Is this example close to your use case?

niemyjski commented 6 years ago

Thanks for those, I'm going to start working on this very soon. I did notice that I'm having serious issues with interoperability with JSON.NET to the point I don't know if I can solve them right away. Here are the issues that pertain to #2

For example, In JSON.NET they serialize to a JToken if they don't know the object type. The too string of this is raw json.. However message pack can't serialize jtokens or anything without a public constructor... So while having utf8json and message pack isn't able to play nicely with nest which currently only supports json.net. One of the biggest problems currently is that when we do come across a known or unknown dictionary type it's a dictionary with a deep structure.. Do you have any helpers built in to convert these to an object or is that something I'll have to build?

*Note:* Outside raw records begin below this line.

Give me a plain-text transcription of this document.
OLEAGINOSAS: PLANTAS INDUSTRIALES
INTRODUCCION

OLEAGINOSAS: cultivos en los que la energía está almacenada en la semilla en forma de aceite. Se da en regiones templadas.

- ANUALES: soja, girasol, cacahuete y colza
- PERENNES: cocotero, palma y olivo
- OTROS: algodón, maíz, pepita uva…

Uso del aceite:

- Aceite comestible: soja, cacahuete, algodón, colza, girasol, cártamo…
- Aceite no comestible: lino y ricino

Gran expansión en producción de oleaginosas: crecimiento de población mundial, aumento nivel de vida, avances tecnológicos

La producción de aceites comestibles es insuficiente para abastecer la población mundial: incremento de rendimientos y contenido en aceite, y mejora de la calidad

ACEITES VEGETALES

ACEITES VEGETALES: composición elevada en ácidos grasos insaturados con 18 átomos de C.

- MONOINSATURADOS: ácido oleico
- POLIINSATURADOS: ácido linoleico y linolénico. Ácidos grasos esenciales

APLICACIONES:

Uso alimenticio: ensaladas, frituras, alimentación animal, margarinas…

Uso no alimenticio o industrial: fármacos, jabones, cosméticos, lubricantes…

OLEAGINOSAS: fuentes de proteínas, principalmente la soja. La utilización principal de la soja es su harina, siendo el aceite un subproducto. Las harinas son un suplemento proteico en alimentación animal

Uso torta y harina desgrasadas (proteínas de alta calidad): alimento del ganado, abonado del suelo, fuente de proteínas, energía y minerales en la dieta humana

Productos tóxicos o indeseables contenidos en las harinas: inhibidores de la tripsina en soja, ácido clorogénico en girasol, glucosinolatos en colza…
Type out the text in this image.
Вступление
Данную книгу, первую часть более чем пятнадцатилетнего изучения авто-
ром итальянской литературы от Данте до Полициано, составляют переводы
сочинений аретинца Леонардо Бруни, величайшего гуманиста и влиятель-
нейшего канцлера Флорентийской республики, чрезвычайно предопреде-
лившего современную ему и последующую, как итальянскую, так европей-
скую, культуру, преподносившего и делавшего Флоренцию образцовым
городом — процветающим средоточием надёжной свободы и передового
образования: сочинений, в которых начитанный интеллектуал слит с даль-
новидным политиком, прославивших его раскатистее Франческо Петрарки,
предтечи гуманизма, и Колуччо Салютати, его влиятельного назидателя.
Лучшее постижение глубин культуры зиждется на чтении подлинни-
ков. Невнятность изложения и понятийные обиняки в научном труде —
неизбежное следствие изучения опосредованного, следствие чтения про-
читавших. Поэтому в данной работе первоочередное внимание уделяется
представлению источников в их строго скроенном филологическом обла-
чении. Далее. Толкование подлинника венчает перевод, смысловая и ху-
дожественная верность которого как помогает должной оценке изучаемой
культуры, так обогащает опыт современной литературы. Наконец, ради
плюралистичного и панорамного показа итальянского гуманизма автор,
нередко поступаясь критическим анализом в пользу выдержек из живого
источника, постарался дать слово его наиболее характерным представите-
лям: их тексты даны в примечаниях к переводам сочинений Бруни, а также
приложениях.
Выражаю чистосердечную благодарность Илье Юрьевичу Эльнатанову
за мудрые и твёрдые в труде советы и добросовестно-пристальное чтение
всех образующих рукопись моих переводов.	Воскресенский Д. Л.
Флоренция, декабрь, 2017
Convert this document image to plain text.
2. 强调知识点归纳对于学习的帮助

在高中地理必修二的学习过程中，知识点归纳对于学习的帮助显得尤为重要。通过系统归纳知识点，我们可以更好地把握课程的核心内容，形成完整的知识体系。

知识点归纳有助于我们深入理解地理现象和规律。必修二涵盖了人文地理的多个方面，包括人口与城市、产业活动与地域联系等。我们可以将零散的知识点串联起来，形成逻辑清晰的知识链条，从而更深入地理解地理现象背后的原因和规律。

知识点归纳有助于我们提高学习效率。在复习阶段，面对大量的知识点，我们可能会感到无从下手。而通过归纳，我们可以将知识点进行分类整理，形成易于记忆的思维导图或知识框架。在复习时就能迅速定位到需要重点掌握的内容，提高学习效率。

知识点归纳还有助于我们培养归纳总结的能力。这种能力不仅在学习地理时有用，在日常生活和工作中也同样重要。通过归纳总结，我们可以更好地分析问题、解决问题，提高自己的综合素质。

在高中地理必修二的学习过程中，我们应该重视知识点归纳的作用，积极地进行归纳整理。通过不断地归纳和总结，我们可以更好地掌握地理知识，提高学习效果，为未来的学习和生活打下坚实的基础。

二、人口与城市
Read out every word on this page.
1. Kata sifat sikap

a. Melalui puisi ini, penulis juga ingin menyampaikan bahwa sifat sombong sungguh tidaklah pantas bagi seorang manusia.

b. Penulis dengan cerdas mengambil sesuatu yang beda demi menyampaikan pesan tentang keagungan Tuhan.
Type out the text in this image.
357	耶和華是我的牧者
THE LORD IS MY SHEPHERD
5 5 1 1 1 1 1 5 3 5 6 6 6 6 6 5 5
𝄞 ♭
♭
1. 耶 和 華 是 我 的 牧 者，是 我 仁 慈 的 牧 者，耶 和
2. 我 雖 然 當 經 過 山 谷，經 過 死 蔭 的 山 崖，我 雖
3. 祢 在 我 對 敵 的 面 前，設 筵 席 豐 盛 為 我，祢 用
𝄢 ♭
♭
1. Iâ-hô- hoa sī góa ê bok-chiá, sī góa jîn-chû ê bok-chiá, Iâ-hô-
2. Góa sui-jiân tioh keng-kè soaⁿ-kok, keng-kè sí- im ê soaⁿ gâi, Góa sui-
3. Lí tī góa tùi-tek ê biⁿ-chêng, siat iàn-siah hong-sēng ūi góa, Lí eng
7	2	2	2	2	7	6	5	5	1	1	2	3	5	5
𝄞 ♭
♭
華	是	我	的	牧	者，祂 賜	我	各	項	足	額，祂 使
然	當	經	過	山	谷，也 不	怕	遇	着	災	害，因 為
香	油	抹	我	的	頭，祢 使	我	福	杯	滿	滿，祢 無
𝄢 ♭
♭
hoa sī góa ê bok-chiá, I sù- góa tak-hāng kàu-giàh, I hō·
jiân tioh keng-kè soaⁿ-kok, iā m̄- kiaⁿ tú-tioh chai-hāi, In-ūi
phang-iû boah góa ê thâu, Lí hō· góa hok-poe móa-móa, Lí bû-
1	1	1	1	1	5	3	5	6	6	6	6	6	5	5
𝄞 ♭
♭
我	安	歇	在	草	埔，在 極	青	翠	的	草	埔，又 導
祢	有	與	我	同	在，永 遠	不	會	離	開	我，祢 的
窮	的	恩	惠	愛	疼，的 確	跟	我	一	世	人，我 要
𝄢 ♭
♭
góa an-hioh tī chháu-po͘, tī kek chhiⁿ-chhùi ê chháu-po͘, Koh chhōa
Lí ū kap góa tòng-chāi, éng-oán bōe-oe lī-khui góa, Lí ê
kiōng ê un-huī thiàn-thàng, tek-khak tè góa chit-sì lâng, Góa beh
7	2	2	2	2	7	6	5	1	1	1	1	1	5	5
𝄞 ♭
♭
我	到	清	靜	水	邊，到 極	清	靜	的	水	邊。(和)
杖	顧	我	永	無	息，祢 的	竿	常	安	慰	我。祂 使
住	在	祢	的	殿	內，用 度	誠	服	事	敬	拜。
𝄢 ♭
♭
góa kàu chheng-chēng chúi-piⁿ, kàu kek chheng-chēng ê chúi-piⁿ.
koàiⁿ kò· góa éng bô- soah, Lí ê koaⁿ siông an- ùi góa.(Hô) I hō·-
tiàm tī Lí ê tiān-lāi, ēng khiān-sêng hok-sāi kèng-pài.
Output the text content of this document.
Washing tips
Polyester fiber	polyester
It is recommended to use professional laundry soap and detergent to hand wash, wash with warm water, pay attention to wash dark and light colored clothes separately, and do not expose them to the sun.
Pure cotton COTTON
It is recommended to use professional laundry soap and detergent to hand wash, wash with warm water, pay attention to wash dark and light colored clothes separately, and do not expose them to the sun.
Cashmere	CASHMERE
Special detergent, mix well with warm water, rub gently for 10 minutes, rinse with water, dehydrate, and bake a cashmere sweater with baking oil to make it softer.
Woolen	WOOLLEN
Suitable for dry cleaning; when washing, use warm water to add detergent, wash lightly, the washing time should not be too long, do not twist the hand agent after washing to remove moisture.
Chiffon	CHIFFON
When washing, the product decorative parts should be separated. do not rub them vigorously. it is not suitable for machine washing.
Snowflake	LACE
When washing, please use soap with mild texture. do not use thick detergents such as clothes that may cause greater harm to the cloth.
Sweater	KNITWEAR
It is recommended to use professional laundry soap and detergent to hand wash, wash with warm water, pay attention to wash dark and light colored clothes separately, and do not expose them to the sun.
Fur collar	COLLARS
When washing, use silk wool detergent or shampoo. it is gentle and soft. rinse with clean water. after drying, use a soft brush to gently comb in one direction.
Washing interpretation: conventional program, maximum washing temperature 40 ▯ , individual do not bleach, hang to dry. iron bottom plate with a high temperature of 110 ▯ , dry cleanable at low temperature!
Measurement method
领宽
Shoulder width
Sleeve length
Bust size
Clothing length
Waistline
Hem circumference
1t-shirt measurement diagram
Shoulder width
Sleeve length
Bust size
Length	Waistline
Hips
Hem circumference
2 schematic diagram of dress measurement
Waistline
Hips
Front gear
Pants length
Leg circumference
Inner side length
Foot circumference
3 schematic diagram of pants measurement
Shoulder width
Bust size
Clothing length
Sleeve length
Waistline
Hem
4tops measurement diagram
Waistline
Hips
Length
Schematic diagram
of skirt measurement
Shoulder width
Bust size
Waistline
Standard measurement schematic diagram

Finally, I know you don't cache dictionary keys, but users can submit millions of different random objects to us in a data bag, I'm still a bit worried about the memoized cache getting blown out.

neuecc commented 6 years ago

When using JToken, it depends on JSON.NET anyway. It is natural that there is a necessity to modify the code. I do not know what is the problem.

unknown dictionary type it's a dictionary with a deep structure

What type do you mean? For example Dictionary<string, Dictionary<string, Dictionary<string, Foo>>> ?

neuecc commented 6 years ago

for example, bitflyer(Top BitCoin exchange in Japan) api client for .NET, https://github.com/kiyoaki/bitflyer-api-dotnet-client was replaced JSON.NET to Utf8Json. https://github.com/kiyoaki/bitflyer-api-dotnet-client/commit/3d824d5b9afc678031e01d95be6577d7f89f1322

niemyjski commented 6 years ago

For anonomopus dictionary types that are not known they are deserialized into a dictionary or list. I was wondering if there was a utility method that could be used to quickly convert that dictionary to a known type without saying Deserialize(Serialize(dict)). I think we may need to create a formatter for this as we have the nest client returning content with jtoken (in dictionaries) and we need to be able to round trip this and currently we cannot.

neuecc commented 6 years ago

If you are talking about https://github.com/exceptionless/Exceptionless/blob/master/src/Exceptionless.Core/Serialization/DataObjectConverter.cs#L84

  1. Craete T
  2. Read by JToken(dynamic)
  3. Set to T
  4. Return T
// L41. JSON.NET
var json = JObject.Load(reader);

// Utf8Json
var json = (Dictionary<string, object>)JsonSerializer.Deserialize<object>(ref reader);
foreach(...)
{
    var propertyName = .Key
    var value = .Value; // as JObject
}

However, I will not handle objects (Dictionary <string, object>) and will process them with JsonReader.